Several limitations of our model should be highlighted. Firstly, whilst on peripheral VA-ECMO, ejection fraction decreases as afterload increases. Thus, during ECMO, left ventricular outflow tract velocity time integral could be a reliable estimate of heart function, independently of the afterload. Due to dissimilarities between the human and sheep thorax anatomy, measurement of outflow tract velocity time integral was not obtained. Yet, to minimize the effect of increased afterload, we obtained our echocardiographic assessments at baseline and at CS, using only 1 L/min of VA-ECMO support to minimize afterload, as is often applied in clinical practice to assess the possibility of weaning patients from VA-ECMO35. Secondly, only six animals were evaluated, yet consistent results were found amongst all the evaluated animal subjects. Thirdly, to achieve ethanol administration, the thorax was opened, which is known to modify the heart–lung interactions in mechanically ventilated patients36. Indeed, opening the thorax will cancel the effect of MV on stressed vascular volume, in particular the increase in RV afterload, decrease in LV afterload and venous return. Nevertheless, an open chest model was essential to titrate and evaluate injury in these animals. In addition, we carried out cardiac mapping in only one animal, due to the extensive costs of these assessments. Although we obtained critical findings, further corroboration of electrophysiological impairments associated with ethanol injections should be obtained in future studies. Finally, although ethanol was injected into the myocardium while slowly pulling out the needle to avoid inoculation into the bloodstream, ultrasound-guided injections could further improve safety of the intervention.

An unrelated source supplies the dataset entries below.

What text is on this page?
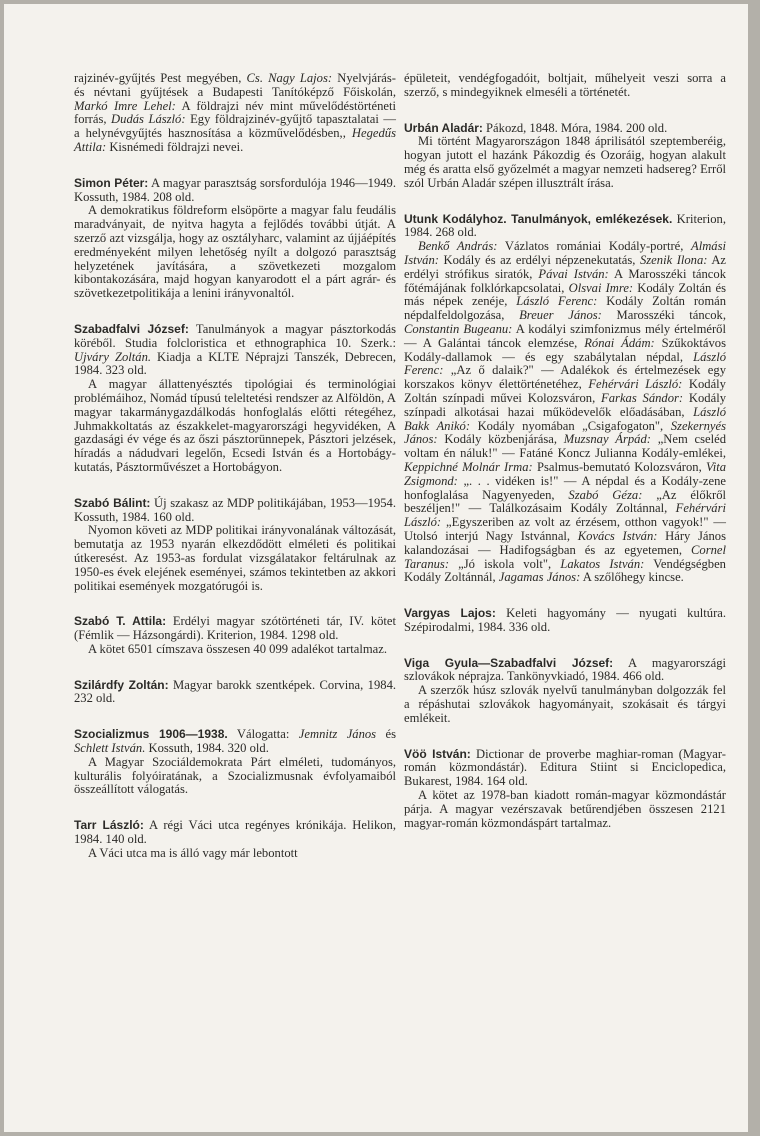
rajzinév-gyűjtés Pest megyében, Cs. Nagy Lajos: Nyelvjárás- és névtani gyűjtések a Budapesti Tanítóképző Főiskolán, Markó Imre Lehel: A földrajzi név mint művelődéstörténeti forrás, Dudás László: Egy földrajzinév-gyűjtő tapasztalatai — a helynévgyűjtés hasznosítása a közművelődésben,, Hegedűs Attila: Kisnémedi földrajzi nevei.

Simon Péter: A magyar parasztság sorsfordulója 1946—1949. Kossuth, 1984. 208 old.

A demokratikus földreform elsöpörte a magyar falu feudális maradványait, de nyitva hagyta a fejlődés további útját. A szerző azt vizsgálja, hogy az osztályharc, valamint az újjáépítés eredményeként milyen lehetőség nyílt a dolgozó parasztság helyzetének javítására, a szövetkezeti mozgalom kibontakozására, majd hogyan kanyarodott el a párt agrár- és szövetkezetpolitikája a lenini irányvonaltól.

Szabadfalvi József: Tanulmányok a magyar pásztorkodás köréből. Studia folcloristica et ethnographica 10. Szerk.: Ujváry Zoltán. Kiadja a KLTE Néprajzi Tanszék, Debrecen, 1984. 323 old.

A magyar állattenyésztés tipológiai és terminológiai problémáihoz, Nomád típusú teleltetési rendszer az Alföldön, A magyar takarmánygazdálkodás honfoglalás előtti rétegéhez, Juhmakkoltatás az északkelet-magyarországi hegyvidéken, A gazdasági év vége és az őszi pásztorünnepek, Pásztori jelzések, híradás a nádudvari legelőn, Ecsedi István és a Hortobágy-kutatás, Pásztorművészet a Hortobágyon.

Szabó Bálint: Új szakasz az MDP politikájában, 1953—1954. Kossuth, 1984. 160 old.

Nyomon követi az MDP politikai irányvonalának változását, bemutatja az 1953 nyarán elkezdődött elméleti és politikai útkeresést. Az 1953-as fordulat vizsgálatakor feltárulnak az 1950-es évek elejének eseményei, számos tekintetben az akkori politikai események mozgatórugói is.

Szabó T. Attila: Erdélyi magyar szótörténeti tár, IV. kötet (Fémlik — Házsongárdi). Kriterion, 1984. 1298 old.

A kötet 6501 címszava összesen 40 099 adalékot tartalmaz.

Szilárdfy Zoltán: Magyar barokk szentképek. Corvina, 1984. 232 old.

Szocializmus 1906—1938. Válogatta: Jemnitz János és Schlett István. Kossuth, 1984. 320 old.

A Magyar Szociáldemokrata Párt elméleti, tudományos, kulturális folyóiratának, a Szocializmusnak évfolyamaiból összeállított válogatás.

Tarr László: A régi Váci utca regényes krónikája. Helikon, 1984. 140 old.

A Váci utca ma is álló vagy már lebontott

épületeit, vendégfogadóit, boltjait, műhelyeit veszi sorra a szerző, s mindegyiknek elmeséli a történetét.

Urbán Aladár: Pákozd, 1848. Móra, 1984. 200 old.

Mi történt Magyarországon 1848 áprilisától szeptemberéig, hogyan jutott el hazánk Pákozdig és Ozoráig, hogyan alakult még és aratta első győzelmét a magyar nemzeti hadsereg? Erről szól Urbán Aladár szépen illusztrált írása.

Utunk Kodályhoz. Tanulmányok, emlékezések. Kriterion, 1984. 268 old.

Benkő András: Vázlatos romániai Kodály-portré, Almási István: Kodály és az erdélyi népzenekutatás, Szenik Ilona: Az erdélyi strófikus siratók, Pávai István: A Marosszéki táncok főtémájának folklórkapcsolatai, Olsvai Imre: Kodály Zoltán és más népek zenéje, László Ferenc: Kodály Zoltán román népdalfeldolgozása, Breuer János: Marosszéki táncok, Constantin Bugeanu: A kodályi szimfonizmus mély értelméről — A Galántai táncok elemzése, Rónai Ádám: Szűkoktávos Kodály-dallamok — és egy szabálytalan népdal, László Ferenc: „Az ő dalaik?" — Adalékok és értelmezések egy korszakos könyv élettörténetéhez, Fehérvári László: Kodály Zoltán színpadi művei Kolozsváron, Farkas Sándor: Kodály színpadi alkotásai hazai működevelők előadásában, László Bakk Anikó: Kodály nyomában „Csigafogaton", Szekernyés János: Kodály közbenjárása, Muzsnay Árpád: „Nem cseléd voltam én náluk!" — Fatáné Koncz Julianna Kodály-emlékei, Keppichné Molnár Irma: Psalmus-bemutató Kolozsváron, Vita Zsigmond: „. . . vidéken is!" — A népdal és a Kodály-zene honfoglalása Nagyenyeden, Szabó Géza: „Az élőkről beszéljen!" — Találkozásaim Kodály Zoltánnal, Fehérvári László: „Egyszeriben az volt az érzésem, otthon vagyok!" — Utolsó interjú Nagy Istvánnal, Kovács István: Háry János kalandozásai — Hadifogságban és az egyetemen, Cornel Taranus: „Jó iskola volt", Lakatos István: Vendégségben Kodály Zoltánnál, Jagamas János: A szőlőhegy kincse.

Vargyas Lajos: Keleti hagyomány — nyugati kultúra. Szépirodalmi, 1984. 336 old.

Viga Gyula—Szabadfalvi József: A magyarországi szlovákok néprajza. Tankönyvkiadó, 1984. 466 old.

A szerzők húsz szlovák nyelvű tanulmányban dolgozzák fel a répáshutai szlovákok hagyományait, szokásait és tárgyi emlékeit.

Vöö István: Dictionar de proverbe maghiar-roman (Magyar-román közmondástár). Editura Stiint si Enciclopedica, Bukarest, 1984. 164 old.

A kötet az 1978-ban kiadott román-magyar közmondástár párja. A magyar vezérszavak betűrendjében összesen 2121 magyar-román közmondáspárt tartalmaz.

Prospects for future studies in CS: VA-ECMO and increased left ventricular overload

As previously outlined, although ECMO can provide essential restoration of end-organ perfusion, this technology is not devoid of potential hazards. Of these, it’s increasingly recognized that peripherally instituted VA-ECMO can hamper cardiac recovery as it exerts stress and strain on the left ventricular myocardium37. This so-called cardiac overload is clinically relevant, since increased filling pressures can promote pulmonary oedema and formation of intraventricular thrombi with embolic events, which can drastically worsen patient outcomes irrespective of the use of VA-ECMO38,39. The effect of increasing VA-ECMO flow on left-ventricular dimensions has been comprehensively assessed by Ostadal et al. in a porcine model of cardiogenic shock18. The authors reported an increase of left ventricular volumes as ECMO flow was incrementally increased. Similar findings were present in our model: EDA and ESA increased significantly after full-flow ECMO support was initiated. Importantly, use of unloading devices, i.e. Impella is associated with decreased mortality at the cost of increased bleeding rates40. Although other unloading methods, such as pharmacological therapies or LV venting exist, increased LV afterload is a crucial clinical complication. Thus, in conjunction with continuous measurement of intracardiac pressures and volumes, our model could be crucial for future studies investigating innovative unloading technologies for VA-ECMO during CS. Furthermore, whilst we recognize this model as a novel tool to investigate device therapies in CS, we must acknowledge its limitations for pharmacological experimentation. CS was achieved through direct toxic myocardial necrosis, which doesn’t reproduce ischemia and reperfusion phases with a penumbra myocardial area and the complex phenomenon of re-entry which triggers frequently lethal ventricular arrhythmias.

Conclusions

We herein described and comprehensively assessed a novel model of severe cardiogenic shock and ARF achieved by direct intramural injection of ethanol to the left ventricle and marginal support by the mechanical ventilator. Our methods produced a clinically relevant decline in left ventricular performance with a hemodynamic profile consistent with CS. Our model is stable, and injury can be induced in a site-specific manner, making it highly suitable for future studies investigating device therapies in CS which aim to reproduce a specific clinical scenario; and takes critical care (e.g., mechanical circulatory support) closer to personalised medicine.